On Aug. 28, 6.5 million people tuned in to watch performances and celebrity soliloquies during the MTV Video Music Awards.
The star-studded event attracted everyone from fashion critics to enthusiastic fans alike. The night was filled with excitement for the anticipated performances.
Rihanna performed a variety of songs ranging from her classics to those influenced by reggae music.
“It was pretty colorful and exciting, as well as atypical,” said first-year Haya Mujali. “Her outfits and dances definitely stood out the most.”
Following suit, Beyoncé, Ariana Grande and Nicki Minaj all brought stunning performances to the VMA stage.
“(Beyoncé) took her performance beyond what’s expected in an awards show presentation,” said Theatre Studies professor Chad Phillips. “It was five songs that were meticulously done.”
Along with awards, VMA fashion choices give celebrities the opportunity to express their creativity. Celebrities varied greatly in terms of style, with singer Alessia Cara wearing a casual ensemble with jeans, while model Ashley Graham opted for a full-length dress.
“I really like to see the dresses,” said junior Belen Rouba. “Some of them are so extravagant and there’s always a broad range of them.”
Over time, the VMAs have transitioned from being a conventional awards show to a night known for celebrity controversy. Moments like Kanye West interrupting Taylor Swift in 2009 and Miley Cyrus’s shocking performance in 2013 have been the topic of conversation for long after those shows aired.
The MTV network has definitely noticed this.
At this year’s show, the network allowed Kanye West to speak for four minutes about, well, anything.
In his much awaited speech, West chose to address his role models who included Walt Disney, Steve Jobs, and himself. West also proceeded to premiere his video for “Fade”, describing it as “a piece of my art”.
“He thinks pop culture should take over society,” said junior Jamie Johnson, whose sole reason for watching the VMAs was West’s speech. “I believe singers like Kanye can strongly influence young people.”
The younger generation seems to be more invested in pop culture today and they are a large part of the target audience of MTV. The extensive use of social media in recent years has helped controversial moments from award shows to be publicized by the common audience.
Speaking of controversy, Britney Spears is no new face to the VMAs.
Spears sparked dramatic conversation in the past about her VMA performances, whether they were considered well done or a disaster. In 2007, her performance of “Gimme More” was not well received by the media and she did not sing on the VMA stage again until this year.
Despite the bizarre moments that seem to reign supreme, the VMAs’ true purpose is to honor the art and choreography of music videos.
Not only did Beyoncé’s medley performance of “Lemonade” amaze the audience, but she also took home six awards. In doing so, she became the most decorated artist of the VMAs, surpassing Madonna’s record of twenty moon-men.
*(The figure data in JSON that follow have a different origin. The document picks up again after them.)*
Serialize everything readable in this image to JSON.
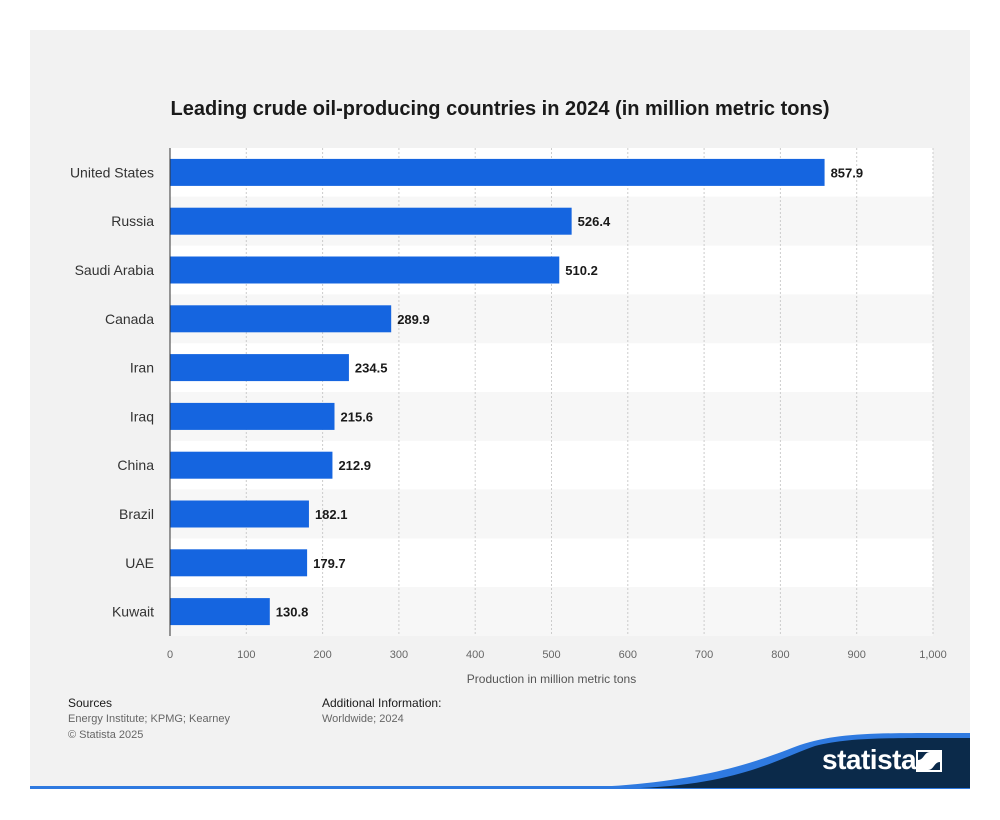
{
  "chart_data": {
    "type": "bar",
    "orientation": "horizontal",
    "title": "Leading crude oil-producing countries in 2024 (in million metric tons)",
    "xlabel": "Production in million metric tons",
    "ylabel": "",
    "categories": [
      "United States",
      "Russia",
      "Saudi Arabia",
      "Canada",
      "Iran",
      "Iraq",
      "China",
      "Brazil",
      "UAE",
      "Kuwait"
    ],
    "values": [
      857.9,
      526.4,
      510.2,
      289.9,
      234.5,
      215.6,
      212.9,
      182.1,
      179.7,
      130.8
    ],
    "value_labels": [
      "857.9",
      "526.4",
      "510.2",
      "289.9",
      "234.5",
      "215.6",
      "212.9",
      "182.1",
      "179.7",
      "130.8"
    ],
    "xlim": [
      0,
      1000
    ],
    "x_ticks": [
      "0",
      "100",
      "200",
      "300",
      "400",
      "500",
      "600",
      "700",
      "800",
      "900",
      "1,000"
    ],
    "grid": true,
    "bar_color": "#1565e0"
  },
  "footer": {
    "sources_heading": "Sources",
    "sources_text": "Energy Institute; KPMG; Kearney",
    "copyright": "© Statista 2025",
    "additional_heading": "Additional Information:",
    "additional_text": "Worldwide; 2024"
  },
  "brand": {
    "name": "statista",
    "color": "#0b2a4a"
  }
}
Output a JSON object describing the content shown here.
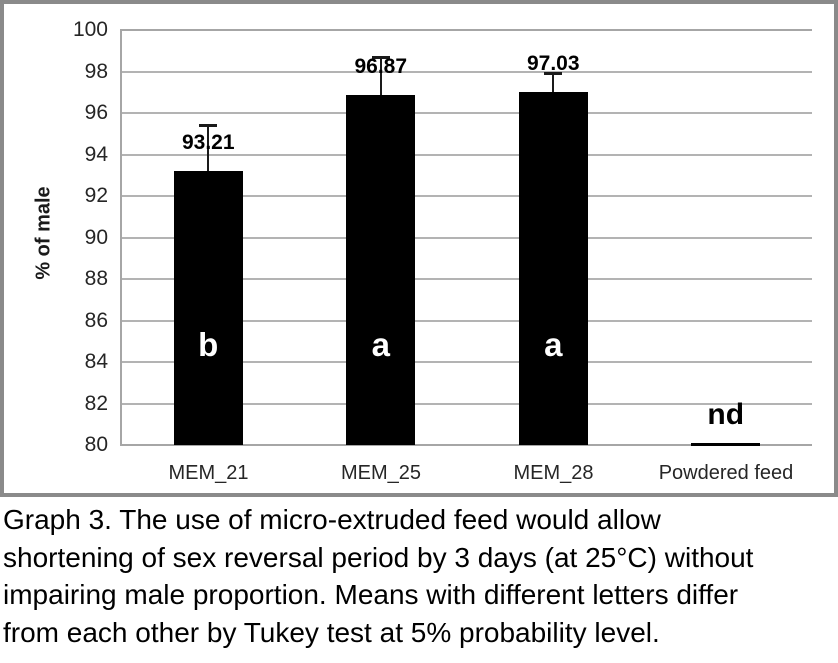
{
  "chart_data": {
    "type": "bar",
    "title": "",
    "ylabel": "% of male",
    "xlabel": "",
    "ylim": [
      80,
      100
    ],
    "ytick_interval": 2,
    "yticks": [
      100,
      98,
      96,
      94,
      92,
      90,
      88,
      86,
      84,
      82,
      80
    ],
    "categories": [
      "MEM_21",
      "MEM_25",
      "MEM_28",
      "Powdered feed"
    ],
    "values": [
      93.21,
      96.87,
      97.03,
      null
    ],
    "value_labels": [
      "93.21",
      "96.87",
      "97.03",
      ""
    ],
    "error_bar_tops": [
      95.4,
      98.7,
      97.95,
      null
    ],
    "group_letters": [
      "b",
      "a",
      "a",
      "nd"
    ],
    "grid": true,
    "legend": "none",
    "bar_color": "#000000",
    "grid_color": "#b3b3b3",
    "axis_color": "#a6a6a6",
    "tick_text_color": "#262626"
  },
  "caption": {
    "lines": [
      "Graph 3. The use of micro-extruded feed would allow",
      "shortening of sex reversal period by 3 days (at 25°C) without",
      "impairing male proportion. Means with different letters differ",
      "from each other by Tukey test at 5% probability level."
    ]
  }
}
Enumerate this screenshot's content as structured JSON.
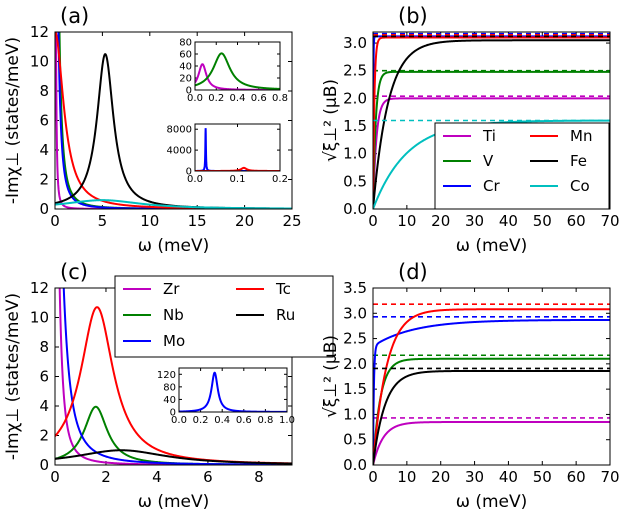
{
  "figure": {
    "description_free": true
  },
  "colors": {
    "Ti": "#bf00bf",
    "V": "#008000",
    "Cr": "#0000ff",
    "Mn": "#ff0000",
    "Fe": "#000000",
    "Co": "#00bfbf",
    "Zr": "#bf00bf",
    "Nb": "#008000",
    "Mo": "#0000ff",
    "Tc": "#ff0000",
    "Ru": "#000000"
  },
  "chart_data": [
    {
      "id": "a",
      "panel_label": "(a)",
      "type": "line",
      "xlabel": "ω (meV)",
      "ylabel": "-Imχ⊥ (states/meV)",
      "xlim": [
        0,
        25
      ],
      "ylim": [
        0,
        12
      ],
      "xticks": [
        "0",
        "5",
        "10",
        "15",
        "20",
        "25"
      ],
      "yticks": [
        "0",
        "2",
        "4",
        "6",
        "8",
        "10",
        "12"
      ],
      "series": [
        {
          "name": "Ti",
          "color": "#bf00bf",
          "kind": "lorentz",
          "gamma": 0.07,
          "h": 40,
          "x0": 0
        },
        {
          "name": "V",
          "color": "#008000",
          "kind": "lorentz",
          "gamma": 0.25,
          "h": 55,
          "x0": 0
        },
        {
          "name": "Cr",
          "color": "#0000ff",
          "kind": "lorentz",
          "gamma": 0.3,
          "h": 30,
          "x0": 0
        },
        {
          "name": "Mn",
          "color": "#ff0000",
          "kind": "lorentz",
          "gamma": 1.1,
          "h": 12,
          "x0": 0
        },
        {
          "name": "Fe",
          "color": "#000000",
          "kind": "lorentz",
          "gamma": 1.05,
          "h": 10.5,
          "x0": 5.3
        },
        {
          "name": "Co",
          "color": "#00bfbf",
          "kind": "lorentz",
          "gamma": 5.0,
          "h": 0.6,
          "x0": 5.0
        }
      ],
      "insets": [
        {
          "xlim": [
            0,
            0.8
          ],
          "ylim": [
            0,
            80
          ],
          "xticks": [
            "0.0",
            "0.2",
            "0.4",
            "0.6",
            "0.8"
          ],
          "yticks": [
            "0",
            "20",
            "40",
            "60",
            "80"
          ],
          "series": [
            {
              "name": "Ti",
              "color": "#bf00bf",
              "kind": "lorentz",
              "gamma": 0.045,
              "h": 43,
              "x0": 0.07
            },
            {
              "name": "V",
              "color": "#008000",
              "kind": "lorentz",
              "gamma": 0.095,
              "h": 61,
              "x0": 0.25
            }
          ]
        },
        {
          "xlim": [
            0,
            0.2
          ],
          "ylim": [
            0,
            9000
          ],
          "xticks": [
            "0.0",
            "0.1",
            "0.2"
          ],
          "yticks": [
            "0",
            "4000",
            "8000"
          ],
          "series": [
            {
              "name": "Cr",
              "color": "#0000ff",
              "kind": "lorentz",
              "gamma": 0.0008,
              "h": 8200,
              "x0": 0.025
            },
            {
              "name": "Mn",
              "color": "#ff0000",
              "kind": "lorentz",
              "gamma": 0.008,
              "h": 600,
              "x0": 0.115
            }
          ]
        }
      ]
    },
    {
      "id": "b",
      "panel_label": "(b)",
      "type": "line",
      "xlabel": "ω (meV)",
      "ylabel": "√ξ⊥² (μB)",
      "xlim": [
        0,
        70
      ],
      "ylim": [
        0,
        3.2
      ],
      "xticks": [
        "0",
        "10",
        "20",
        "30",
        "40",
        "50",
        "60",
        "70"
      ],
      "yticks": [
        "0.0",
        "0.5",
        "1.0",
        "1.5",
        "2.0",
        "2.5",
        "3.0"
      ],
      "series": [
        {
          "name": "Ti",
          "color": "#bf00bf",
          "kind": "sat",
          "f": 2.0,
          "k": 1.0,
          "ref": 2.04
        },
        {
          "name": "V",
          "color": "#008000",
          "kind": "sat",
          "f": 2.48,
          "k": 0.8,
          "ref": 2.5
        },
        {
          "name": "Cr",
          "color": "#0000ff",
          "kind": "sat",
          "f": 3.12,
          "k": 0.08,
          "ref": 3.17
        },
        {
          "name": "Mn",
          "color": "#ff0000",
          "kind": "sat",
          "f": 3.1,
          "k": 0.4,
          "ref": 3.15
        },
        {
          "name": "Fe",
          "color": "#000000",
          "kind": "sat",
          "f": 3.05,
          "k": 4.5,
          "ref": 3.12
        },
        {
          "name": "Co",
          "color": "#00bfbf",
          "kind": "sat",
          "f": 1.6,
          "k": 10.0,
          "ref": 1.6
        }
      ],
      "legend": {
        "position": "lower-right",
        "entries": [
          "Ti",
          "Mn",
          "V",
          "Fe",
          "Cr",
          "Co"
        ]
      }
    },
    {
      "id": "c",
      "panel_label": "(c)",
      "type": "line",
      "xlabel": "ω (meV)",
      "ylabel": "-Imχ⊥ (states/meV)",
      "xlim": [
        0,
        9.3
      ],
      "ylim": [
        0,
        12
      ],
      "xticks": [
        "0",
        "2",
        "4",
        "6",
        "8"
      ],
      "yticks": [
        "0",
        "2",
        "4",
        "6",
        "8",
        "10",
        "12"
      ],
      "series": [
        {
          "name": "Zr",
          "color": "#bf00bf",
          "kind": "lorentz",
          "gamma": 0.15,
          "h": 30,
          "x0": 0
        },
        {
          "name": "Nb",
          "color": "#008000",
          "kind": "lorentz",
          "gamma": 0.55,
          "h": 3.95,
          "x0": 1.6
        },
        {
          "name": "Mo",
          "color": "#0000ff",
          "kind": "lorentz",
          "gamma": 0.28,
          "h": 30,
          "x0": 0
        },
        {
          "name": "Tc",
          "color": "#ff0000",
          "kind": "lorentz",
          "gamma": 0.78,
          "h": 10.7,
          "x0": 1.65
        },
        {
          "name": "Ru",
          "color": "#000000",
          "kind": "lorentz",
          "gamma": 2.2,
          "h": 1.0,
          "x0": 2.6
        }
      ],
      "legend": {
        "position": "top-right",
        "entries": [
          "Zr",
          "Tc",
          "Nb",
          "Ru",
          "Mo"
        ]
      },
      "insets": [
        {
          "xlim": [
            0,
            1.0
          ],
          "ylim": [
            0,
            140
          ],
          "xticks": [
            "0.0",
            "0.2",
            "0.4",
            "0.6",
            "0.8",
            "1.0"
          ],
          "yticks": [
            "0",
            "40",
            "80",
            "120"
          ],
          "series": [
            {
              "name": "Mo",
              "color": "#0000ff",
              "kind": "lorentz",
              "gamma": 0.035,
              "h": 125,
              "x0": 0.33
            }
          ]
        }
      ]
    },
    {
      "id": "d",
      "panel_label": "(d)",
      "type": "line",
      "xlabel": "ω (meV)",
      "ylabel": "√ξ⊥² (μB)",
      "xlim": [
        0,
        70
      ],
      "ylim": [
        0,
        3.5
      ],
      "xticks": [
        "0",
        "10",
        "20",
        "30",
        "40",
        "50",
        "60",
        "70"
      ],
      "yticks": [
        "0.0",
        "0.5",
        "1.0",
        "1.5",
        "2.0",
        "2.5",
        "3.0",
        "3.5"
      ],
      "series": [
        {
          "name": "Zr",
          "color": "#bf00bf",
          "kind": "sat",
          "f": 0.85,
          "k": 3.0,
          "ref": 0.93
        },
        {
          "name": "Nb",
          "color": "#008000",
          "kind": "sat",
          "f": 2.1,
          "k": 2.2,
          "ref": 2.17
        },
        {
          "name": "Mo",
          "color": "#0000ff",
          "kind": "mo",
          "f": 2.87,
          "ref": 2.93
        },
        {
          "name": "Tc",
          "color": "#ff0000",
          "kind": "sat",
          "f": 3.08,
          "k": 4.0,
          "ref": 3.18
        },
        {
          "name": "Ru",
          "color": "#000000",
          "kind": "sat",
          "f": 1.86,
          "k": 3.5,
          "ref": 1.91
        }
      ]
    }
  ]
}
Beyoncé may have dominated at the 2016 VMAs, but Taylor Swift, who won four moon-men in 2015 for nominations from her album 1989, was notably absent.
In sharp contrast, Swift was not nominated for any VMA this year, despite having eligible songs. This illuminates the ever-changing dynamic of pop culture artists, rising one minute and crashing down the next.
But this does not mean pop culture is not constantly celebrated.
Perhaps one of the most prominent awards given by MTV is the Michael Jackson Video Vanguard Award. This award is presented to an artist for lifetime achievement and contribution to musical culture.
Drake presented the Vanguard Award to Rihanna, who gratefully accepted and went on to speak about how the success was not only hers, but belonged to everyone who helped her along the way.
Rihanna’s win comes after Kanye won the award in 2015 and used his speech to announce an election bid for 2020.
Unusual is an underwhelming word to describe the VMAs, but they certainly highlighted the leading visuals in music.
The 2016 VMAs proved to pique the interest of viewers once more. Despite the controversy, MTV continues to shine a light on the budding artists in the music industry.
As Visiting Assistant Professor of Theatre Studies Chad Phillips, who has watched every VMA show since 1992, concluded, “I still hope (the VMAs) are a space for new artists to prove themselves.”